Moseby is also facing some difficulties in his marriage with his wife being unhappy about the nature of his work. At the beginning of the film, she and her gay friend invites him to watch Eric Rohmer's 'My night at Maud's' and he declines it by stating that watching Rohmer films is like watching paint dry. Later that night he discovers that his wife is having an affair. When he travels to Florida, as part of the case, a similar opportunity like in Maud's is presented to him. Despite the convoluted nature of the plot, it is a great watch with great performances. It also has got a unique visual sense with the grainy LA Florida colour tone. The film's title comes from the Knight Moves in chess but spelled differently. In psychiatric terms Knight's Move thinking is referred to something like Schizophrenia.

Rating:4/5

Saturday, August 19, 2017

The Swimmer (1968)

Directors: Frank Perry, Sydney Pollack
Writers: Eleanor Perry, John Cheever
DOP: David L. Quaid
Cast: Burt Lancaster, Janet Landgard, Janice Rule

Neddy Merrill (Burt Lancaster) has been away for most of the summer. He reappears at a friend's pool. As they talk, someone notices that there are pols spanning the entire valley. He decides to jog from one pool to another to swim across the whole valley and to reach his home. As he stops in each of the pools, his interactions with the pool owners tells his life story for us.

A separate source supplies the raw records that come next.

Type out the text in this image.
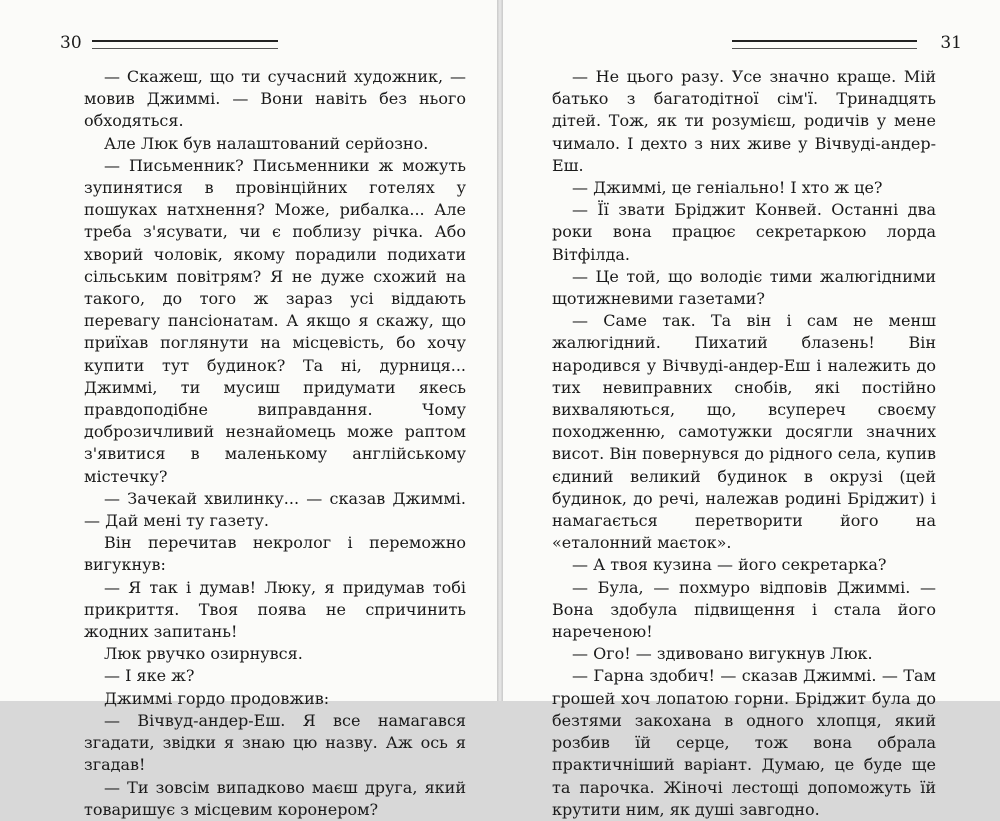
30

— Скажеш, що ти сучасний художник, — мовив Джиммі. — Вони навіть без нього обходяться.

Але Люк був налаштований серйозно.

— Письменник? Письменники ж можуть зупинятися в провінційних готелях у пошуках натхнення? Може, рибалка... Але треба з'ясувати, чи є поблизу річка. Або хворий чоловік, якому порадили подихати сільським повітрям? Я не дуже схожий на такого, до того ж зараз усі віддають перевагу пансіонатам. А якщо я скажу, що приїхав поглянути на місцевість, бо хочу купити тут будинок? Та ні, дурниця... Джиммі, ти мусиш придумати якесь правдоподібне виправдання. Чому доброзичливий незнайомець може раптом з'явитися в маленькому англійському містечку?

— Зачекай хвилинку... — сказав Джиммі. — Дай мені ту газету.

Він перечитав некролог і переможно вигукнув:

— Я так і думав! Люку, я придумав тобі прикриття. Твоя поява не спричинить жодних запитань!

Люк рвучко озирнувся.

— І яке ж?

Джиммі гордо продовжив:

— Вічвуд-андер-Еш. Я все намагався згадати, звідки я знаю цю назву. Аж ось я згадав!

— Ти зовсім випадково маєш друга, який товаришує з місцевим коронером?

31

— Не цього разу. Усе значно краще. Мій батько з багатодітної сім'ї. Тринадцять дітей. Тож, як ти розумієш, родичів у мене чимало. І дехто з них живе у Вічвуді-андер-Еш.

— Джиммі, це геніально! І хто ж це?

— Її звати Бріджит Конвей. Останні два роки вона працює секретаркою лорда Вітфілда.

— Це той, що володіє тими жалюгідними щотижневими газетами?

— Саме так. Та він і сам не менш жалюгідний. Пихатий блазень! Він народився у Вічвуді-андер-Еш і належить до тих невиправних снобів, які постійно вихваляються, що, всупереч своєму походженню, самотужки досягли значних висот. Він повернувся до рідного села, купив єдиний великий будинок в окрузі (цей будинок, до речі, належав родині Бріджит) і намагається перетворити його на «еталонний маєток».

— А твоя кузина — його секретарка?

— Була, — похмуро відповів Джиммі. — Вона здобула підвищення і стала його нареченою!

— Ого! — здивовано вигукнув Люк.

— Гарна здобич! — сказав Джиммі. — Там грошей хоч лопатою горни. Бріджит була до безтями закохана в одного хлопця, який розбив їй серце, тож вона обрала практичніший варіант. Думаю, це буде ще та парочка. Жіночі лестощі допоможуть їй крутити ним, як душі завгодно.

The place where we see him first dive into is quite far from his home and down in the valley. The familiarity and the fondness displayed by his hosts is a bit misleading as we know later that farther he is from his home, the less they know about him. As he gets closer and closer to his home, the nature of interactions he has with the hosts turn more and more hostile as we learn more things about his life. He seems to be oblivious about his past and paints a rosy picture while his hosts starts confronting him with things. After a lot of struggle and pain, when he finally reaches his home, what we find out is not a twist for us, the audience, but is for him.

The film is an adaptation of John Cheever's short story with the same name which was published in The New Yorker magazine. You do feel that the translation from paper to screen is not entirely convincing and the film had its own production difficulties. Frank Perry was fired after the first cut was screened and Sydney Pollack was hired to salvage the project. He re-shot several scenes including the one with Janice Rule's character with whom the swimmer had an affair. It is a very good and different watch but is not the classic one would expect. There is a French and  Eric Rohmer vibe to it.